The researchers also tested multi-attribute editing – truly a challenge for such systems, which are inclined to lose accurate identity even with just a single edit.
Of these results, the authors state:
‘It’s clear that ChatFace can generate progressive multi-attribute edits based on the user’s queries, thereby demonstrating the continuous editing capability of our proposed method.’
For the quantitative rounds, the authors followed the metric scheme adopted by DiffusionCLIP: directional CLIP similarity (Sdir), which measures the distance between the semantic value of the text prompt and the manipulated image; Segmentation Consistency (SC), which uses semantic segmentation to evaluate whether structural features have remained intact; and Face Identity Similarity (ID), which seeks to evaluate whether the defining characteristics of the person depicted have survived the transformations.
The authors note that ChatFace succeeds in outperforming the rival frameworks while maintaining consistency with the original images, in comparison to the prior approaches, across all tested facets.
The researchers also re-presented the quantitative data (30 CelebA-HQ images that were manipulated for smile, curly hair, makeup and glasses) in a human evaluation study, with results depicted in the right-most columns of the table above, with similar leading results obtained.
It should be noted that CelebA-HQ largely represents popular ‘catwalk-style and junket press images, with innumerable smiling and well-lit celebrities dominating the dataset, and that, considering this, imposing a smile using this data is probably the lowest-hanging fruit available, in terms of expression editing.

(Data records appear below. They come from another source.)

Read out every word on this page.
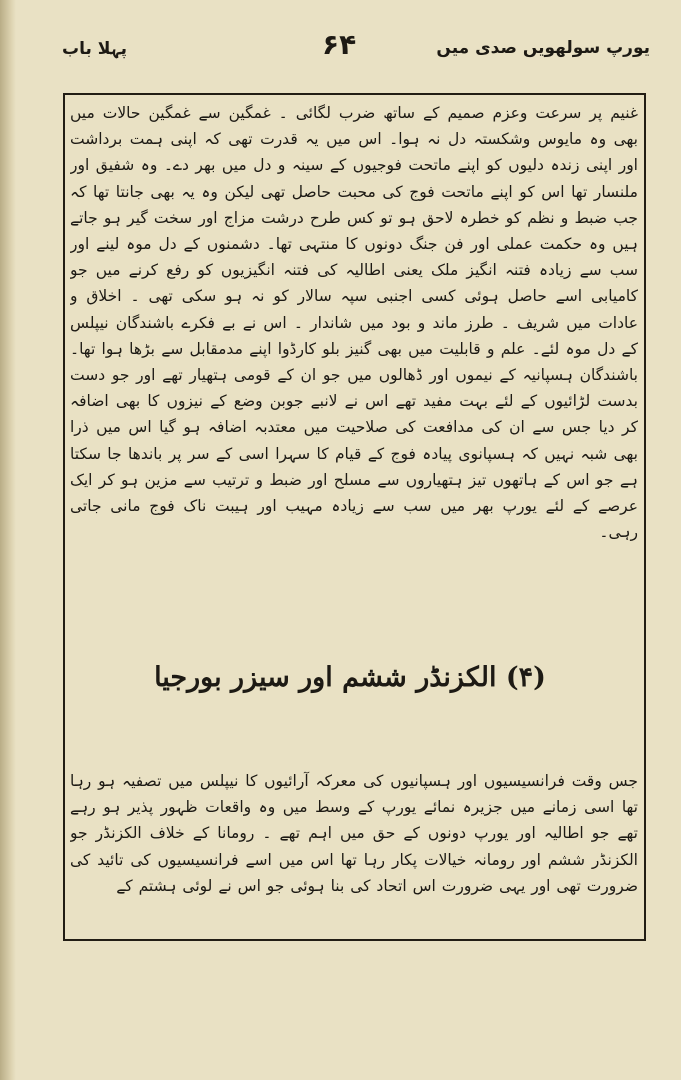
یورپ سولھویں صدی میں
۶۴
پہلا باب
غنیم پر سرعت وعزم صمیم کے ساتھ ضرب لگائی ۔ غمگین سے غمگین حالات میں بھی وہ مایوس وشکستہ دل نہ ہوا۔ اس میں یہ قدرت تھی کہ اپنی ہمت برداشت اور اپنی زندہ دلیوں کو اپنے ماتحت فوجیوں کے سینہ و دل میں بھر دے۔ وہ شفیق اور ملنسار تھا اس کو اپنے ماتحت فوج کی محبت حاصل تھی لیکن وہ یہ بھی جانتا تھا کہ جب ضبط و نظم کو خطرہ لاحق ہو تو کس طرح درشت مزاج اور سخت گیر ہو جاتے ہیں وہ حکمت عملی اور فن جنگ دونوں کا منتہی تھا۔ دشمنوں کے دل موہ لینے اور سب سے زیادہ فتنہ انگیز ملک یعنی اطالیہ کی فتنہ انگیزیوں کو رفع کرنے میں جو کامیابی اسے حاصل ہوئی کسی اجنبی سپہ سالار کو نہ ہو سکی تھی ۔ اخلاق و عادات میں شریف ۔ طرز ماند و بود میں شاندار ۔ اس نے بے فکرے باشندگان نیپلس کے دل موہ لئے۔ علم و قابلیت میں بھی گنیز بلو کارڈوا اپنے مدمقابل سے بڑھا ہوا تھا۔ باشندگان ہسپانیہ کے نیموں اور ڈھالوں میں جو ان کے قومی ہتھیار تھے اور جو دست بدست لڑائیوں کے لئے بہت مفید تھے اس نے لانبے جوبن وضع کے نیزوں کا بھی اضافہ کر دیا جس سے ان کی مدافعت کی صلاحیت میں معتدبہ اضافہ ہو گیا اس میں ذرا بھی شبہ نہیں کہ ہسپانوی پیادہ فوج کے قیام کا سہرا اسی کے سر پر باندھا جا سکتا ہے جو اس کے ہاتھوں تیز ہتھیاروں سے مسلح اور ضبط و ترتیب سے مزین ہو کر ایک عرصے کے لئے یورپ بھر میں سب سے زیادہ مہیب اور ہیبت ناک فوج مانی جاتی رہی۔
(۴) الکزنڈر ششم اور سیزر بورجیا
جس وقت فرانسیسیوں اور ہسپانیوں کی معرکہ آرائیوں کا نیپلس میں تصفیہ ہو رہا تھا اسی زمانے میں جزیرہ نمائے یورپ کے وسط میں وہ واقعات ظہور پذیر ہو رہے تھے جو اطالیہ اور یورپ دونوں کے حق میں اہم تھے ۔ رومانا کے خلاف الکزنڈر جو الکزنڈر ششم اور رومانہ خیالات پکار رہا تھا اس میں اسے فرانسیسیوں کی تائید کی ضرورت تھی اور یہی ضرورت اس اتحاد کی بنا ہوئی جو اس نے لوئی ہشتم کے
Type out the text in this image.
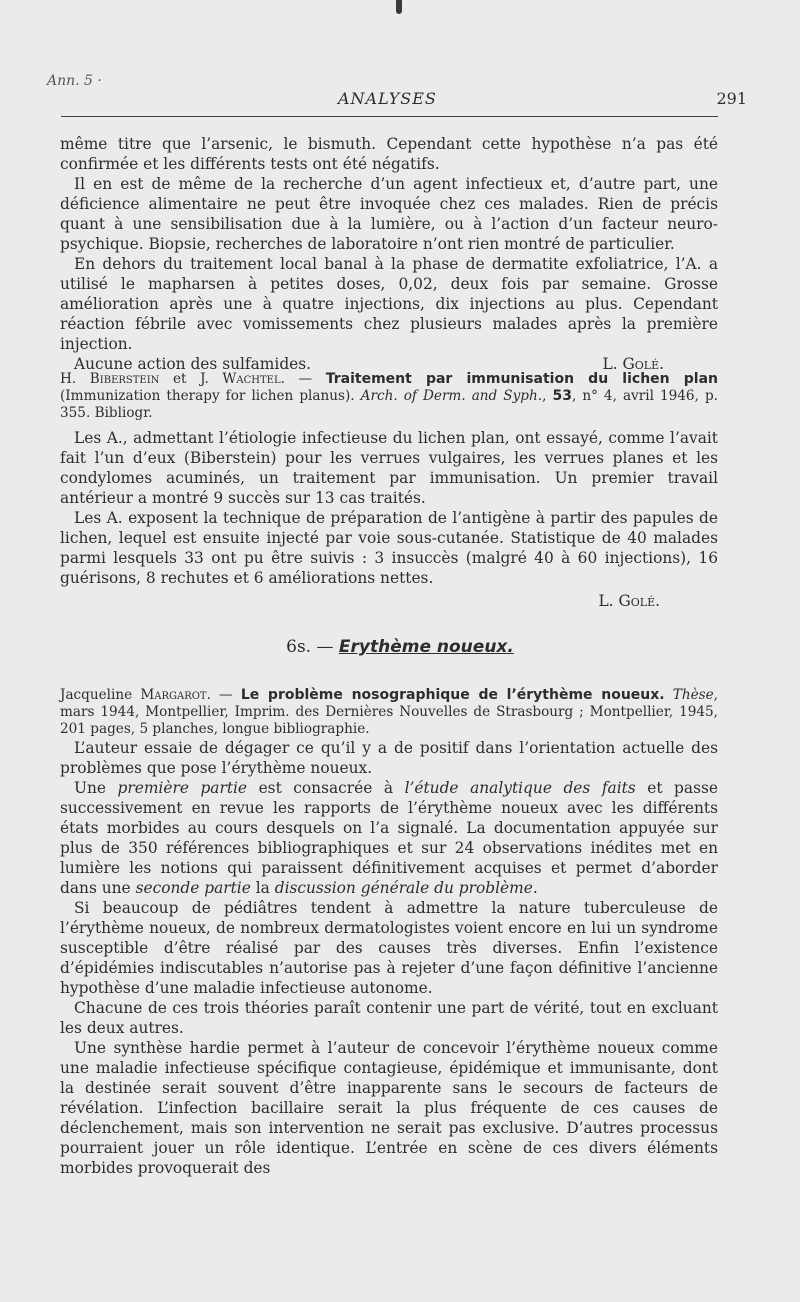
Ann. 5 ·
ANALYSES	291

même titre que l’arsenic, le bismuth. Cependant cette hypothèse n’a pas été confirmée et les différents tests ont été négatifs.

Il en est de même de la recherche d’un agent infectieux et, d’autre part, une déficience alimentaire ne peut être invoquée chez ces malades. Rien de précis quant à une sensibilisation due à la lumière, ou à l’action d’un facteur neuro-psychique. Biopsie, recherches de laboratoire n’ont rien montré de particulier.

En dehors du traitement local banal à la phase de dermatite exfoliatrice, l’A. a utilisé le mapharsen à petites doses, 0,02, deux fois par semaine. Grosse amélioration après une à quatre injections, dix injections au plus. Cependant réaction fébrile avec vomissements chez plusieurs malades après la première injection.

Aucune action des sulfamides.	L. Golé.

H. Biberstein et J. Wachtel. — Traitement par immunisation du lichen plan (Immunization therapy for lichen planus). Arch. of Derm. and Syph., 53, n° 4, avril 1946, p. 355. Bibliogr.

Les A., admettant l’étiologie infectieuse du lichen plan, ont essayé, comme l’avait fait l’un d’eux (Biberstein) pour les verrues vulgaires, les verrues planes et les condylomes acuminés, un traitement par immunisation. Un premier travail antérieur a montré 9 succès sur 13 cas traités.

Les A. exposent la technique de préparation de l’antigène à partir des papules de lichen, lequel est ensuite injecté par voie sous-cutanée. Statistique de 40 malades parmi lesquels 33 ont pu être suivis : 3 insuccès (malgré 40 à 60 injections), 16 guérisons, 8 rechutes et 6 améliorations nettes.

L. Golé.

6s. — Erythème noueux.

Jacqueline Margarot. — Le problème nosographique de l’érythème noueux. Thèse, mars 1944, Montpellier, Imprim. des Dernières Nouvelles de Strasbourg ; Montpellier, 1945, 201 pages, 5 planches, longue bibliographie.

L’auteur essaie de dégager ce qu’il y a de positif dans l’orientation actuelle des problèmes que pose l’érythème noueux.

Une première partie est consacrée à l’étude analytique des faits et passe successivement en revue les rapports de l’érythème noueux avec les différents états morbides au cours desquels on l’a signalé. La documentation appuyée sur plus de 350 références bibliographiques et sur 24 observations inédites met en lumière les notions qui paraissent définitivement acquises et permet d’aborder dans une seconde partie la discussion générale du problème.

Si beaucoup de pédiâtres tendent à admettre la nature tuberculeuse de l’érythème noueux, de nombreux dermatologistes voient encore en lui un syndrome susceptible d’être réalisé par des causes très diverses. Enfin l’existence d’épidémies indiscutables n’autorise pas à rejeter d’une façon définitive l’ancienne hypothèse d’une maladie infectieuse autonome.

Chacune de ces trois théories paraît contenir une part de vérité, tout en excluant les deux autres.

Une synthèse hardie permet à l’auteur de concevoir l’érythème noueux comme une maladie infectieuse spécifique contagieuse, épidémique et immunisante, dont la destinée serait souvent d’être inapparente sans le secours de facteurs de révélation. L’infection bacillaire serait la plus fréquente de ces causes de déclenchement, mais son intervention ne serait pas exclusive. D’autres processus pourraient jouer un rôle identique. L’entrée en scène de ces divers éléments morbides provoquerait des
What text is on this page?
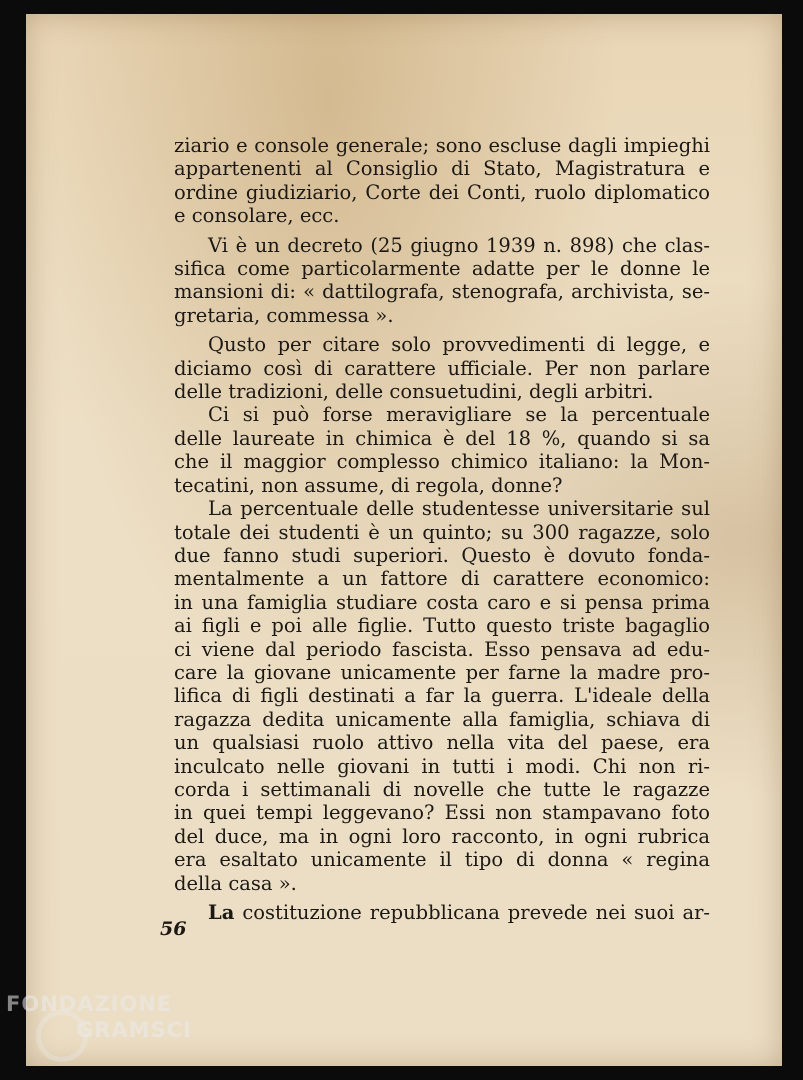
ziario e console generale; sono escluse dagli impieghi
appartenenti al Consiglio di Stato, Magistratura e
ordine giudiziario, Corte dei Conti, ruolo diplomatico
e consolare, ecc.
Vi è un decreto (25 giugno 1939 n. 898) che clas-
sifica come particolarmente adatte per le donne le
mansioni di: « dattilografa, stenografa, archivista, se-
gretaria, commessa ».
Qusto per citare solo provvedimenti di legge, e
diciamo così di carattere ufficiale. Per non parlare
delle tradizioni, delle consuetudini, degli arbitri.
Ci si può forse meravigliare se la percentuale
delle laureate in chimica è del 18 %, quando si sa
che il maggior complesso chimico italiano: la Mon-
tecatini, non assume, di regola, donne?
La percentuale delle studentesse universitarie sul
totale dei studenti è un quinto; su 300 ragazze, solo
due fanno studi superiori. Questo è dovuto fonda-
mentalmente a un fattore di carattere economico:
in una famiglia studiare costa caro e si pensa prima
ai figli e poi alle figlie. Tutto questo triste bagaglio
ci viene dal periodo fascista. Esso pensava ad edu-
care la giovane unicamente per farne la madre pro-
lifica di figli destinati a far la guerra. L'ideale della
ragazza dedita unicamente alla famiglia, schiava di
un qualsiasi ruolo attivo nella vita del paese, era
inculcato nelle giovani in tutti i modi. Chi non ri-
corda i settimanali di novelle che tutte le ragazze
in quei tempi leggevano? Essi non stampavano foto
del duce, ma in ogni loro racconto, in ogni rubrica
era esaltato unicamente il tipo di donna « regina
della casa ».
La costituzione repubblicana prevede nei suoi ar-
56
FONDAZIONE
GRAMSCI
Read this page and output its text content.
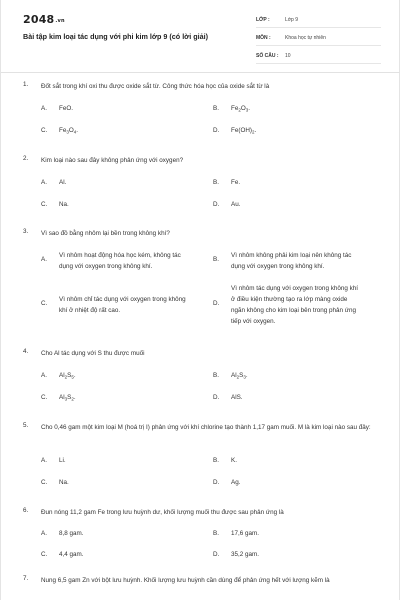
2048.vn
Bài tập kim loại tác dụng với phi kim lớp 9 (có lời giải)
LỚP :	Lớp 9
MÔN :	Khoa học tự nhiên
SỐ CÂU : 10
1. Đốt sắt trong khí oxi thu được oxide sắt từ. Công thức hóa học của oxide sắt từ là
A. FeO.	B. $Fe_2O_3$.
C. $Fe_3O_4$.	D. $Fe(OH)_2$.
2. Kim loại nào sau đây không phản ứng với oxygen?
A. Al.	B. Fe.
C. Na.	D. Au.
3. Vì sao đồ bằng nhôm lại bền trong không khí?
A.
Vì nhôm hoạt động hóa học kém, không tác dụng với oxygen trong không khí.
B.
Vì nhôm không phải kim loại nên không tác dụng với oxygen trong không khí.
C.
Vì nhôm chỉ tác dụng với oxygen trong không khí ở nhiệt độ rất cao.
D.
Vì nhôm tác dụng với oxygen trong không khí ở điều kiện thường tạo ra lớp màng oxide ngăn không cho kim loại bên trong phản ứng tiếp với oxygen.
4. Cho Al tác dụng với S thu được muối
A. $Al_2S_5$.	B. $Al_2S_3$.
C. $Al_3S_2$.	D. AlS.
5. Cho 0,46 gam một kim loại M (hoá trị I) phản ứng với khí chlorine tạo thành 1,17 gam muối. M là kim loại nào sau đây:
A. Li.	B. K.
C. Na.	D. Ag.
6. Đun nóng 11,2 gam Fe trong lưu huỳnh dư, khối lượng muối thu được sau phản ứng là
A. 8,8 gam.	B. 17,6 gam.
C. 4,4 gam.	D. 35,2 gam.
7. Nung 6,5 gam Zn với bột lưu huỳnh. Khối lượng lưu huỳnh cần dùng để phản ứng hết với lượng kẽm là
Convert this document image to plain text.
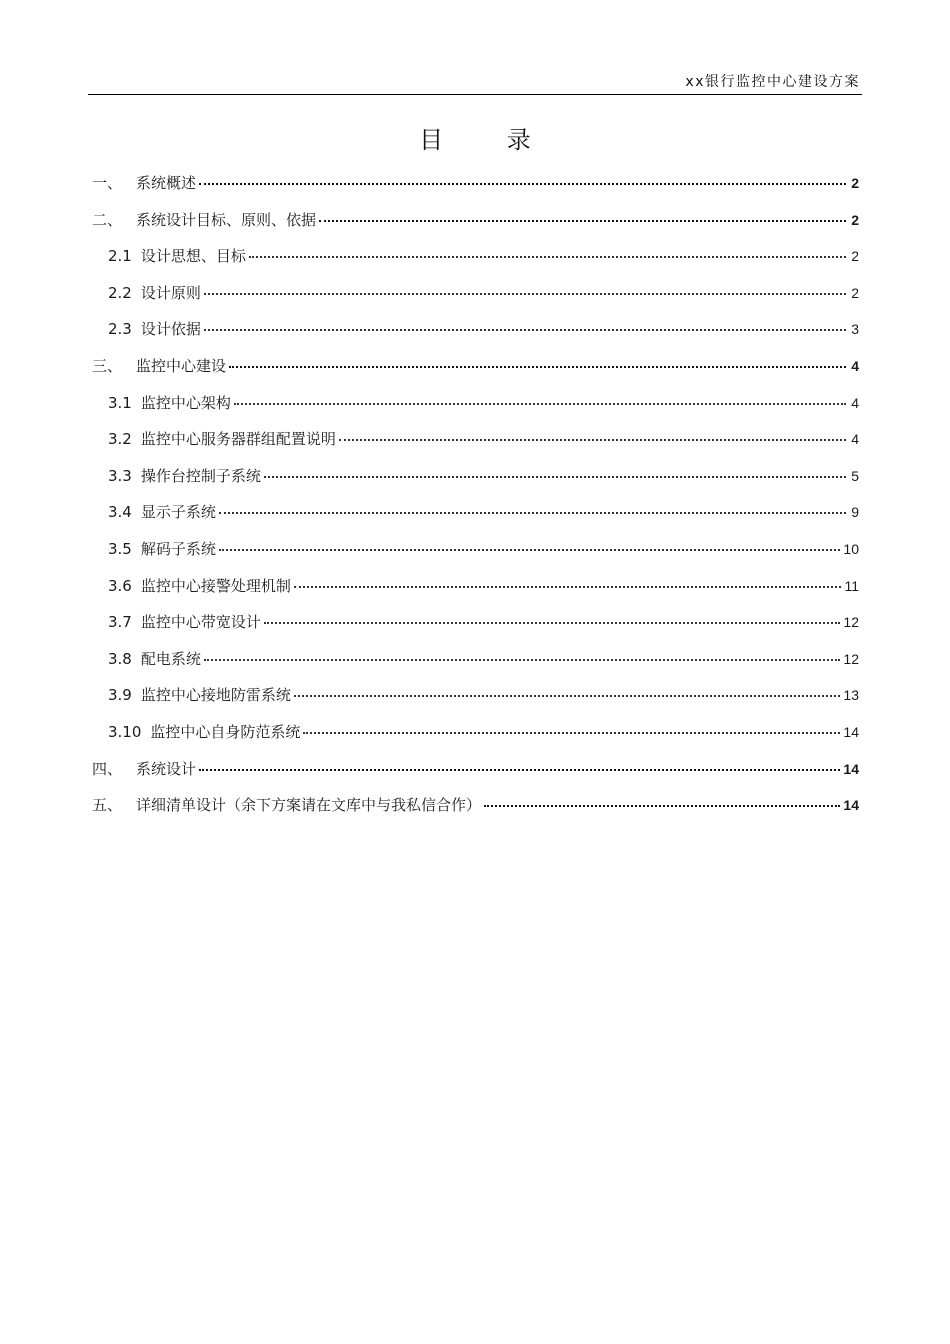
xx银行监控中心建设方案
目 录
一、 系统概述	2
二、 系统设计目标、原则、依据	2
2.1 设计思想、目标	2
2.2 设计原则	2
2.3 设计依据	3
三、 监控中心建设	4
3.1 监控中心架构	4
3.2 监控中心服务器群组配置说明	4
3.3 操作台控制子系统	5
3.4 显示子系统	9
3.5 解码子系统	10
3.6 监控中心接警处理机制	11
3.7 监控中心带宽设计	12
3.8 配电系统	12
3.9 监控中心接地防雷系统	13
3.10 监控中心自身防范系统	14
四、 系统设计	14
五、 详细清单设计（余下方案请在文库中与我私信合作）	14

Further diverse studies, not included in the main section of the paper, can be found in the appendix materials, and we refer the reader to these.
The current narrative in neural face-editing centers around discrete and non-destructive editing of facial aspects – a task that is massively impeded by the entangled nature of data in the latent space of any current system. In this respect, ChatFace seems to have equaled or exceeded the known state of the art, apparently by use of the SMS module which regulates the denoising process, so that the early stages do not crudely set the generation down a wayward path.
It could be argued that the scope and potential of the various manipulations attempted by ChatFace and rival systems should not be lumped in together. For instance, it is relatively simple to change the color of facial facets such as eyes, makeup, and hair, since these changes do not usually affect the actual topology of the face.
On the other hand, the enormously diverse changes that occur in a face when it smiles or frowns cannot be gleaned from a single input image, but will surely require a reasonable selection of subject-specific samples that represent that particular emotional affect. In other words, there’s probably no avoiding something akin to ‘training’ if you’re looking to explore the latent directions of one particular person’s facial expressiveness.
In the case of ageing, such data is, of course, not available at all, making age-up manipulations a matter of pure speculation, much as is the case with expression-guessing (i.e., when the system has only been fed one single image of the source subject).
What’s characteristic of the recent crop of ‘all-in-one’ neural facial editing systems is that they approach these very different tasks as if a single reductive approach could ever be effective.
At this stage of the game, however, the sector is still concentrating on basic disentanglement, which, despite the impressive gains of several aspects of ChatFace, remains an unsolved problem in pure neural approaches that do not resort to 3DMM techniques or other CGI-based ‘crutches’.